Verdrag van Faro
Het Verdrag van Faro is een verdrag van de Raad van Europa (2005) dat het belang van cultureel erfgoed verbindt aan mensenrechten en democratische waarden. Centraal staat het idee dat iedereen het recht heeft om deel te nemen aan cultureel erfgoed – niet alleen als toeschouwer, maar ook als mede-eigenaar, verhalenverteller, beheerder of initiatiefnemer.
Het verdrag nodigt overheden, instellingen én burgers uit om erfgoed niet alleen te bewaren, maar ook actief in te zetten voor maatschappelijke opgaven zoals inclusie, sociale cohesie, leefbaarheid en educatie.
Waarom is het relevant voor de erfgoedsector?
- De erfgoedsector staat al langer voor de uitdaging om:
- meerstemmigheid te omarmen;
- diverse gemeenschappen beter te betrekken;
- en de maatschappelijke betekenis van erfgoed zichtbaar te maken.
Het Verdrag van Faro biedt hiervoor een helder, richtinggevend kader. Niet vanuit wetgeving of regels, maar als een inspirerende werkwijze. Het daagt erfgoedprofessionals uit om samen te werken met burgers en gemeenschappen, ruimte te geven aan andere perspectieven en erfgoedprojecten te verbinden aan actuele thema’s.
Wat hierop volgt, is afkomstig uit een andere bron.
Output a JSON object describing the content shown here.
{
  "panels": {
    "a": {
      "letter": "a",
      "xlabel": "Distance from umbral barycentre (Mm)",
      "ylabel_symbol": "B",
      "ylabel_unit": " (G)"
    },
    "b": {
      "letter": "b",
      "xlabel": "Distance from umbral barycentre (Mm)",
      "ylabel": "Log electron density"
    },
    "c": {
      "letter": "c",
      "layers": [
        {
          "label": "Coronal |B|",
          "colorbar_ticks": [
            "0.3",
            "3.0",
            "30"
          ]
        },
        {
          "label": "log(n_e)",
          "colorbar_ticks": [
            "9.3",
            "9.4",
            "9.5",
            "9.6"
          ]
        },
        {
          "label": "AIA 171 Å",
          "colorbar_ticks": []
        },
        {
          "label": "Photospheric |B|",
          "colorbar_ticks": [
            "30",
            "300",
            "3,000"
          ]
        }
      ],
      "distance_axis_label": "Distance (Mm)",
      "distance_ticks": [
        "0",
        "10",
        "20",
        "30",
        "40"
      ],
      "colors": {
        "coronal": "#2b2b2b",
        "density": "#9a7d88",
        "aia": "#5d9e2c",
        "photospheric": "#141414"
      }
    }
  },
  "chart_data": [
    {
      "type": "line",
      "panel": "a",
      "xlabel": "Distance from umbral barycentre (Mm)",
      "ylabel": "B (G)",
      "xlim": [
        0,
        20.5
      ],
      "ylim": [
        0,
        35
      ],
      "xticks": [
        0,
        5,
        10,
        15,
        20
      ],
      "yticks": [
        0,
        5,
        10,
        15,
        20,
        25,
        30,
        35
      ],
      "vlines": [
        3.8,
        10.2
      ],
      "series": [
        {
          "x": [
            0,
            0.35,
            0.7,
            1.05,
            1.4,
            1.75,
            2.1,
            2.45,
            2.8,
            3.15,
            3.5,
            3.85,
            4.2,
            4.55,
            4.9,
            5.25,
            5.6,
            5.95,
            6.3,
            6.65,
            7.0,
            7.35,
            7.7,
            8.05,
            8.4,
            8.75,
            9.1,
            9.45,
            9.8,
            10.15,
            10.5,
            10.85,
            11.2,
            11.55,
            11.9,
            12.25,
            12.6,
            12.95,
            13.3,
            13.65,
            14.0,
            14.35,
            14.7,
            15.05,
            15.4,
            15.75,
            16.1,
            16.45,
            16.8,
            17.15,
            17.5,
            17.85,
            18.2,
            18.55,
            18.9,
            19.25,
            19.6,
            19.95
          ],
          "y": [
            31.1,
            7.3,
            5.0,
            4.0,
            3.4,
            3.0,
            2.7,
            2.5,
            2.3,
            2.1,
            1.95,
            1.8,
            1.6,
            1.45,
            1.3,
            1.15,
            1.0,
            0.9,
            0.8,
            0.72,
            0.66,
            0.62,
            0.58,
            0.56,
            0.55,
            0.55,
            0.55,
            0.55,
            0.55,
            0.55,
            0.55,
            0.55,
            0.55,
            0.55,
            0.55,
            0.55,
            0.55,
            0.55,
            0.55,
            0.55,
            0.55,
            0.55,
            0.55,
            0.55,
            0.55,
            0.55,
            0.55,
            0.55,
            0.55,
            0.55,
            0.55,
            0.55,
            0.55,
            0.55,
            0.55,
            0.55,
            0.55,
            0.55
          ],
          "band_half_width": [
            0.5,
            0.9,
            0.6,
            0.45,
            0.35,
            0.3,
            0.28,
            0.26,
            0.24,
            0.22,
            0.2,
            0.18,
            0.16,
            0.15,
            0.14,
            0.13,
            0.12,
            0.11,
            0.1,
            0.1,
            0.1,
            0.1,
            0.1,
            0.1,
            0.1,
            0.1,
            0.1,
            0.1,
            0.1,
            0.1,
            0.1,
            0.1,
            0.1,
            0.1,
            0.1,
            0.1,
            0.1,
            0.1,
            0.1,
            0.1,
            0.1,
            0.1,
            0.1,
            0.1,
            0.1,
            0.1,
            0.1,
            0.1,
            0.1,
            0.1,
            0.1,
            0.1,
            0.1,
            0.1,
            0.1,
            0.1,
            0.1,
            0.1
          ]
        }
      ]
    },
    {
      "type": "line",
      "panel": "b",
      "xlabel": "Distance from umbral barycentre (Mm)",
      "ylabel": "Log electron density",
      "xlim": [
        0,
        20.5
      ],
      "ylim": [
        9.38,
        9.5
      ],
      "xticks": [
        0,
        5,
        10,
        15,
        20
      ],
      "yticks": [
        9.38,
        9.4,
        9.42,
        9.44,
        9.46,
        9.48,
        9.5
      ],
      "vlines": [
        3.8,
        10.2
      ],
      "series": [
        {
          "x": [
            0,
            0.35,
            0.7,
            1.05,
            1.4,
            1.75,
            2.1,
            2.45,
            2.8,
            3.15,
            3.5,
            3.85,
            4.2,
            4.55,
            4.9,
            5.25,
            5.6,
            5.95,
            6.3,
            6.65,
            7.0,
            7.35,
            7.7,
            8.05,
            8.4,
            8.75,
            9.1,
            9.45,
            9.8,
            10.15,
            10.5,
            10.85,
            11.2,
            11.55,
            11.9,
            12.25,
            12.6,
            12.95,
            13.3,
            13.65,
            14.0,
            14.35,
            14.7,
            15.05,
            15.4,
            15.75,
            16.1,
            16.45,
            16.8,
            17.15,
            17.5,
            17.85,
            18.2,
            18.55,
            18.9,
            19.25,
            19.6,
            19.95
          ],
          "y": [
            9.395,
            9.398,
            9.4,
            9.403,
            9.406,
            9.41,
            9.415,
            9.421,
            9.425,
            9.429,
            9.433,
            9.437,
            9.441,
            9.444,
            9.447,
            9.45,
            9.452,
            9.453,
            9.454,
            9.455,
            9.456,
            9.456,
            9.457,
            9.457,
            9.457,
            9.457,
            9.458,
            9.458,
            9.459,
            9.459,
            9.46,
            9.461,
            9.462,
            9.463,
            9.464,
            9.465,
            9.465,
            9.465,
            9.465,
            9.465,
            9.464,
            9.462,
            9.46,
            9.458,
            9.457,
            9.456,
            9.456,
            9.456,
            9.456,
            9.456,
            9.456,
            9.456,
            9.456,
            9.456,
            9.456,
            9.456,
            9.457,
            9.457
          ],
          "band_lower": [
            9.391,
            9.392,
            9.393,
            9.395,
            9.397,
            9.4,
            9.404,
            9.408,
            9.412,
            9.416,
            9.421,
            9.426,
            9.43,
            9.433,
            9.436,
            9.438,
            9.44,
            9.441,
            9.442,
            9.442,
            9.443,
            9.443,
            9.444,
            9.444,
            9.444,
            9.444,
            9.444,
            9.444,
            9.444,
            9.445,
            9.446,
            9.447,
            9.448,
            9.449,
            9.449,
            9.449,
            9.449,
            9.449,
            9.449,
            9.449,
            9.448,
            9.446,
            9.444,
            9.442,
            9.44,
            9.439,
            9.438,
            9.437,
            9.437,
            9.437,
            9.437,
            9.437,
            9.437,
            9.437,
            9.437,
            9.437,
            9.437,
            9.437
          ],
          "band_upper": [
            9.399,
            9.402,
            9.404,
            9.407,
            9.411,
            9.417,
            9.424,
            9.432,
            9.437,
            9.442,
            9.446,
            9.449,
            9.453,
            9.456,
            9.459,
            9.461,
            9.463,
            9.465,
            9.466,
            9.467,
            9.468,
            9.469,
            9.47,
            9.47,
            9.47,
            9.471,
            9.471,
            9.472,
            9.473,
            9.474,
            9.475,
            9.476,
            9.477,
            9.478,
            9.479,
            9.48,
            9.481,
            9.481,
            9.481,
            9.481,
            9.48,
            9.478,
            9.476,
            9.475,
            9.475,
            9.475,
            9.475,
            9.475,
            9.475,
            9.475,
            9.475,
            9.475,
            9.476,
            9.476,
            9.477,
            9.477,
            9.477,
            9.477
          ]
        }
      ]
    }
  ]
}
Enkele voorbeelden van Faro-inspiratie in de praktijk:
- Lokale bewoners brengen hun buurtgeschiedenis in kaart via een digitaal platform;
- Een erfgoedorganisatie betrekt jongeren bij het samenstellen van een tentoonstelling over identiteit;
- Een gemeente werkt samen met vrijwilligers aan het behoud van immaterieel erfgoed zoals dialect of feesten.
Nederland en het Verdrag
Nederland heeft het Verdrag van Faro in 2024 ondertekend en werkt sinds 2020 aan de implementatie via de Uitvoeringsagenda Faro. Daarbij wordt nauw samengewerkt met erfgoedgemeenschappen, instellingen, overheden en fondsen. Er zijn diverse subsidieregelingen opgezet om experimenten, samenwerking en nieuwe vormen van erfgoedpraktijk te ondersteunen.
Voor de erfgoedsector betekent dit een belangrijke stap richting een meer open, betrokken en inclusieve toekomst.